The size of the fish captured was usually quite small. However, the spider was usually smaller. Fish were on average 2.2 times longer than the spider (unsurprising, given that fishes tend to possess longer body plans) and up to 4.5 times as heavy. Given my interest in catfish I do wish to note that one very small Ictalurus punctatus was reported as a prey item. Fish may also be made vulnerable by low oxygen levels (which drive fish towards the surface) and a tendency towards surface-feeding. The Gambusia mosquitofish seem especially vulnerable to being eaten by spiders.

Unlike spider predation on bats, spider predation on fish seems to be a normal (if often unobserved) behavior. Like predation on bats, a spider that successfully kills a fish can be expected to derive quite a lot of benefit from this kill.

Both of these papers noted something that should be, but isn’t always, obvious: many spiders are generalist predators with very simple means of determining whether something is prey or not. Prey specificity in spiders is probably normally quite low. For web-spinning spiders the rule is probably something like “what struggles without escaping is lunch”. Fish-eating spiders may have slightly more complex rules by which they determine that they can haul a struggling fish to shore but again things like estimated size are probably more important than taxonomic placement of potential prey.
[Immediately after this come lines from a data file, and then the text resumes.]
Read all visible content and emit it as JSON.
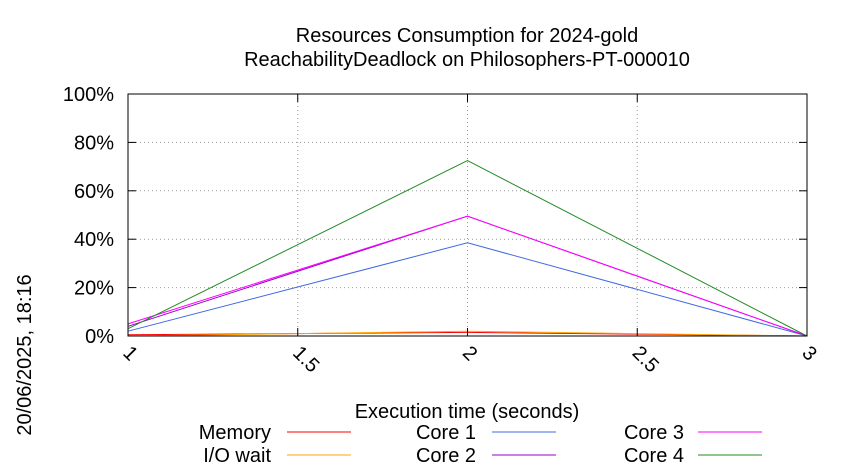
{
  "chart_data": {
    "type": "line",
    "title": "Resources Consumption for 2024-gold",
    "subtitle": "ReachabilityDeadlock on Philosophers-PT-000010",
    "xlabel": "Execution time (seconds)",
    "ylabel": "",
    "timestamp": "20/06/2025, 18:16",
    "xlim": [
      1,
      3
    ],
    "ylim": [
      0,
      100
    ],
    "x_ticks": [
      {
        "value": 1,
        "label": "1"
      },
      {
        "value": 1.5,
        "label": "1.5"
      },
      {
        "value": 2,
        "label": "2"
      },
      {
        "value": 2.5,
        "label": "2.5"
      },
      {
        "value": 3,
        "label": "3"
      }
    ],
    "y_ticks": [
      {
        "value": 0,
        "label": "0%"
      },
      {
        "value": 20,
        "label": "20%"
      },
      {
        "value": 40,
        "label": "40%"
      },
      {
        "value": 60,
        "label": "60%"
      },
      {
        "value": 80,
        "label": "80%"
      },
      {
        "value": 100,
        "label": "100%"
      }
    ],
    "grid": true,
    "legend_position": "bottom",
    "series": [
      {
        "name": "Memory",
        "color": "#ff0000",
        "x": [
          1,
          2,
          3
        ],
        "y": [
          0.5,
          1.5,
          0
        ]
      },
      {
        "name": "I/O wait",
        "color": "#ffa500",
        "x": [
          1,
          2,
          3
        ],
        "y": [
          0,
          2,
          0
        ]
      },
      {
        "name": "Core 1",
        "color": "#4169e1",
        "x": [
          1,
          2,
          3
        ],
        "y": [
          2,
          38.5,
          0
        ]
      },
      {
        "name": "Core 2",
        "color": "#9400d3",
        "x": [
          1,
          2,
          3
        ],
        "y": [
          4,
          49.5,
          0
        ]
      },
      {
        "name": "Core 3",
        "color": "#ff00ff",
        "x": [
          1,
          2,
          3
        ],
        "y": [
          5,
          49.5,
          0
        ]
      },
      {
        "name": "Core 4",
        "color": "#228b22",
        "x": [
          1,
          2,
          3
        ],
        "y": [
          3,
          72.5,
          0
        ]
      }
    ]
  }
}
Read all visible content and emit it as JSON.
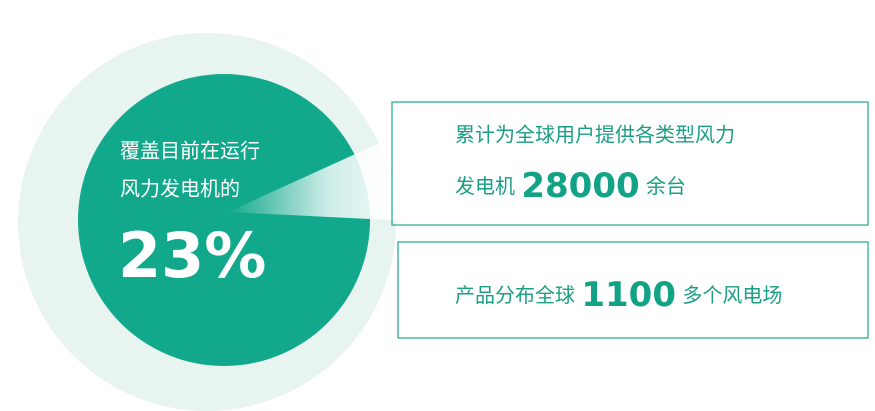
{
  "circle": {
    "line1": "覆盖目前在运行",
    "line2": "风力发电机的",
    "percent": "23%"
  },
  "stats": [
    {
      "line1": "累计为全球用户提供各类型风力",
      "prefix": "发电机",
      "number": "28000",
      "suffix": "余台"
    },
    {
      "prefix": "产品分布全球",
      "number": "1100",
      "suffix": "多个风电场"
    }
  ]
}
Possibly more interesting in a general context, all of these events involve a smaller predator bringing down larger prey. Most predators do the opposite (a house cat, for instance, hunts mostly mouse-sized animals). The advantage that webs and venom give spiders is apparently sufficient to allow them to break the “rules” governing predator-prey size relationships. I’ll probably write more on that eventually but that will have to wait until I get time to do a full write up on what we know about Harpagornis moorei.